This is almost always safe, and will not waste computer time. Typically, it will ensure a parallel efficiency of at least 80%. This is of course a very unscientific and handwavy rule, but it has a certain pedagogical elegance, because it is easy to remember, and you don’t need to look up any other technical parameters.

Let’s now look into how you could make **a more accurate estimate**. VASP has three levels of parallelization: over k-points, over bands, and over plane-wave coefficients (or equivalently Fast-Fourier transforms). You need to ensure that when the work is split up over several compute nodes, there is a sufficient amount of work allocated to each processor core, otherwise, they will just spend time waiting for more work to arrive. The fundamental numbers to be aware of are therefore:

- The
**number of k-points** - The
**number of bands**(determined indirectly by the number of atoms and electrons) - The
**size of the basis set**(i.e. number of plane waves, which corresponds to the number of grid points in the FFTs).
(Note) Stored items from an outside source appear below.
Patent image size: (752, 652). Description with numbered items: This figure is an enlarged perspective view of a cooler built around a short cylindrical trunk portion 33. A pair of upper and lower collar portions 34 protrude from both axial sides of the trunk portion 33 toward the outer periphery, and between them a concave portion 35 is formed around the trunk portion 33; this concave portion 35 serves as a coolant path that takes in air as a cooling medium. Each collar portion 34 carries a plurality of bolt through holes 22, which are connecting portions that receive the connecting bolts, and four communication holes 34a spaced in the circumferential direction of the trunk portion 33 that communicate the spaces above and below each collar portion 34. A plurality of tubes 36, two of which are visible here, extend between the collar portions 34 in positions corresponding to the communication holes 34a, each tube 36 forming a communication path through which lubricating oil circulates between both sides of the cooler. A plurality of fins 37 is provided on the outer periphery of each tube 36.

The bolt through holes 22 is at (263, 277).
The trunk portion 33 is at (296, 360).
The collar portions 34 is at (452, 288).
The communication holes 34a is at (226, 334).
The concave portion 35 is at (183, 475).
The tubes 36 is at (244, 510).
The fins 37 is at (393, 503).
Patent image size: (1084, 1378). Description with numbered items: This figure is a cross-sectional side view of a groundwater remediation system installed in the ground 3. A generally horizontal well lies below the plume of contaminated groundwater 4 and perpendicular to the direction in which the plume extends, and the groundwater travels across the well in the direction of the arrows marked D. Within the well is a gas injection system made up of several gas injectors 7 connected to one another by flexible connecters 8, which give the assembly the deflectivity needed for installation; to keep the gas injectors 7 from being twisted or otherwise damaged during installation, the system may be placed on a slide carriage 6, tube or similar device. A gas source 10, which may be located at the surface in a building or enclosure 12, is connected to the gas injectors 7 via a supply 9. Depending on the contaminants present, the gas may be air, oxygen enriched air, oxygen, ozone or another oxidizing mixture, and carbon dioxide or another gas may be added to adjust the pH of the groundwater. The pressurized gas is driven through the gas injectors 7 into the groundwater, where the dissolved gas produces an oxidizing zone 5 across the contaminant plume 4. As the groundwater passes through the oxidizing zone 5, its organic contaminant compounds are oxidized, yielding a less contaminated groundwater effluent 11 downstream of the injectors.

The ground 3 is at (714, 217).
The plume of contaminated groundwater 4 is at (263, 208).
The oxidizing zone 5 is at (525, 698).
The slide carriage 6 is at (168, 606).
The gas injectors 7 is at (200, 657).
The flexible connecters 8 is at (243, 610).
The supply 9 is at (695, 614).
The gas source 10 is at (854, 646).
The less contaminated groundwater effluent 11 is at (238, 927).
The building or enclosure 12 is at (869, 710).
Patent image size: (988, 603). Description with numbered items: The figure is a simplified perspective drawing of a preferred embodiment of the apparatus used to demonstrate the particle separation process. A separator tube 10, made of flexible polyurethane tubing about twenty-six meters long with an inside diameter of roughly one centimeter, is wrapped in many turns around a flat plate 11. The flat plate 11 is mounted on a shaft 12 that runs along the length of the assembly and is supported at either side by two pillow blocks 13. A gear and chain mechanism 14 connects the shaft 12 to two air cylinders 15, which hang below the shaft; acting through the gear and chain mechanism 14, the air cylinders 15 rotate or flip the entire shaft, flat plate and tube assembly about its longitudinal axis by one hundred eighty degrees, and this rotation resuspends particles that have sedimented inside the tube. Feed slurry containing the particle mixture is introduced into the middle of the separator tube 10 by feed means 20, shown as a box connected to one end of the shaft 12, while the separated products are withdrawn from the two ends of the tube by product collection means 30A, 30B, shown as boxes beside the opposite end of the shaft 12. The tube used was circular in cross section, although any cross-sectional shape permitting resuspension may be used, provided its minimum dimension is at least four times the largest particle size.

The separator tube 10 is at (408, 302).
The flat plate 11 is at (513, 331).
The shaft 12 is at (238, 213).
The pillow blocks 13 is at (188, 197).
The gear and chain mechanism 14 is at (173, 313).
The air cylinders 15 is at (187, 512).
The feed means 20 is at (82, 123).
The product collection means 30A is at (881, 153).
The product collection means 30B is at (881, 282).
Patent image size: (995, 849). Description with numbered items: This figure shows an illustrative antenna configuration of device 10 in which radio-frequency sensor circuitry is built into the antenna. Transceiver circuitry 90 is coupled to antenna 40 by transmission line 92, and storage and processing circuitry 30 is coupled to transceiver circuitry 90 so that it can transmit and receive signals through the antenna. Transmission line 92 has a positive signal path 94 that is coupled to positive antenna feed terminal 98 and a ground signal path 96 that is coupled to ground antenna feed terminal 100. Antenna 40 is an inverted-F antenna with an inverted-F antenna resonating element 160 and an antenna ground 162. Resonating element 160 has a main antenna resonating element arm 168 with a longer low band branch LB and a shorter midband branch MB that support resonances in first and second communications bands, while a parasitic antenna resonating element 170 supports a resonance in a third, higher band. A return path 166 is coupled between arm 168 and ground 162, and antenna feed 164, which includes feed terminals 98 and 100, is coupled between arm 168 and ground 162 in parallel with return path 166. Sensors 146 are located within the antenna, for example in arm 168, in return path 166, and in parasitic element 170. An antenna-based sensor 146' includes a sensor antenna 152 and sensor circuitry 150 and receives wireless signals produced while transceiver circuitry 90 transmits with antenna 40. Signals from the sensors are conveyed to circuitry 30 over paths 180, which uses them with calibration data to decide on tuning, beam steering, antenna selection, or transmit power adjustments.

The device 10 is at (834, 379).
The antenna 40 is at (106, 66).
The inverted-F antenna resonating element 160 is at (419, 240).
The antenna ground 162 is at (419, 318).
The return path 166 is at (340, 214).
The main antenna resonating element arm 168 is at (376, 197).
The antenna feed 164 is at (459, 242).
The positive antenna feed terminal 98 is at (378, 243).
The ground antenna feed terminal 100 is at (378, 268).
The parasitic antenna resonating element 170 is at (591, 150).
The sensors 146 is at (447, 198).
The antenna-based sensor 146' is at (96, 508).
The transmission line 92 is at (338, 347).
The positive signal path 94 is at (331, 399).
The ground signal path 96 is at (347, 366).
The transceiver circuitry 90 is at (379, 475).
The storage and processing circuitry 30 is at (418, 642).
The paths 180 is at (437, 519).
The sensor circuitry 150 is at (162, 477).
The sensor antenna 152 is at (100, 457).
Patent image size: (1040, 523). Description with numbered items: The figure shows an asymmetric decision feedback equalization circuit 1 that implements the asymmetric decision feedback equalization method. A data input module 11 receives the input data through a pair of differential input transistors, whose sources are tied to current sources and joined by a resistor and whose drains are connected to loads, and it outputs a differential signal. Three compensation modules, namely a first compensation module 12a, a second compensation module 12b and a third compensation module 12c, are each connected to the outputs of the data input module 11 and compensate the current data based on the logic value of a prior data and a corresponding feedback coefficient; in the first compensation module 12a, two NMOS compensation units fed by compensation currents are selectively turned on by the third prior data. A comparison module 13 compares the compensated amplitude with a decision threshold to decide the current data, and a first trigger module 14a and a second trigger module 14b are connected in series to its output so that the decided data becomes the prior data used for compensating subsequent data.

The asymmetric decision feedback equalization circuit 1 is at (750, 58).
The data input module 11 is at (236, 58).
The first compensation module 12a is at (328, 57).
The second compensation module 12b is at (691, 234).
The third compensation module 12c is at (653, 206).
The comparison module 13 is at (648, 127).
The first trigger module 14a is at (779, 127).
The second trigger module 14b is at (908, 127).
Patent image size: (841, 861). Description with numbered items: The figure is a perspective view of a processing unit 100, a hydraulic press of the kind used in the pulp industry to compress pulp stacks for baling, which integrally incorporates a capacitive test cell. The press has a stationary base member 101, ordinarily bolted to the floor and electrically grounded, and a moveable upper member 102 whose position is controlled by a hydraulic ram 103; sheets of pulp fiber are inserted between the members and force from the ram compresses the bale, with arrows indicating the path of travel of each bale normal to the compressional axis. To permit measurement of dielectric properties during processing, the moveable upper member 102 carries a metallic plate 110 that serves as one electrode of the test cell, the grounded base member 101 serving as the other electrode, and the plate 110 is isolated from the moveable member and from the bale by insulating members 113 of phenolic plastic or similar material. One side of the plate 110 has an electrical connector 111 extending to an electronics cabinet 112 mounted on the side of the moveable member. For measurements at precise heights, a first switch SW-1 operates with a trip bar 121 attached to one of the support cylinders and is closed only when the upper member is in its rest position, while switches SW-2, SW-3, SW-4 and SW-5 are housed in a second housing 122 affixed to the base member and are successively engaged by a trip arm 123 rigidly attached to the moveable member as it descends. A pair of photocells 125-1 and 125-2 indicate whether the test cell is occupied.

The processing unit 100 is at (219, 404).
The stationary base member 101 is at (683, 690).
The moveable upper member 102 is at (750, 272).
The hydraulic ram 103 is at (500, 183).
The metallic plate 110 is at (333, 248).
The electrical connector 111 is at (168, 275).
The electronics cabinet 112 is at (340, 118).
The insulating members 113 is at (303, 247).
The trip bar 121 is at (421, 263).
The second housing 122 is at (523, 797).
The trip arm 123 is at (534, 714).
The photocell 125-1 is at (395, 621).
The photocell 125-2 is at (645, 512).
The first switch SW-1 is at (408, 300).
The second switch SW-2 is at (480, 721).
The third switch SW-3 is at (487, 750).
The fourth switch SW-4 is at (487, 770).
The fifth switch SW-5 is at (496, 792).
If you can estimate, or derive these numbers for your calculation, you can more precisely guess a suitable number of cores to use.

## Bands and cores

The first step is to consider **the number of bands** (`NBANDS`

). VASP has parallelization over bands (controlled by the `NPAR`

tag). The ultimate limit is 1 band per core. So, for example, if you have 100 bands, you cannot run on more than 100 cores and expect it to work well. What I have seen, in my scaling tests, though, is that 1 band per core is too little work for a modern processor. You need to have at least 2 bands per core to reach more than 50% efficiency. **A conservative choice is 8 bands/core**. That will give you closer to 90% efficiency.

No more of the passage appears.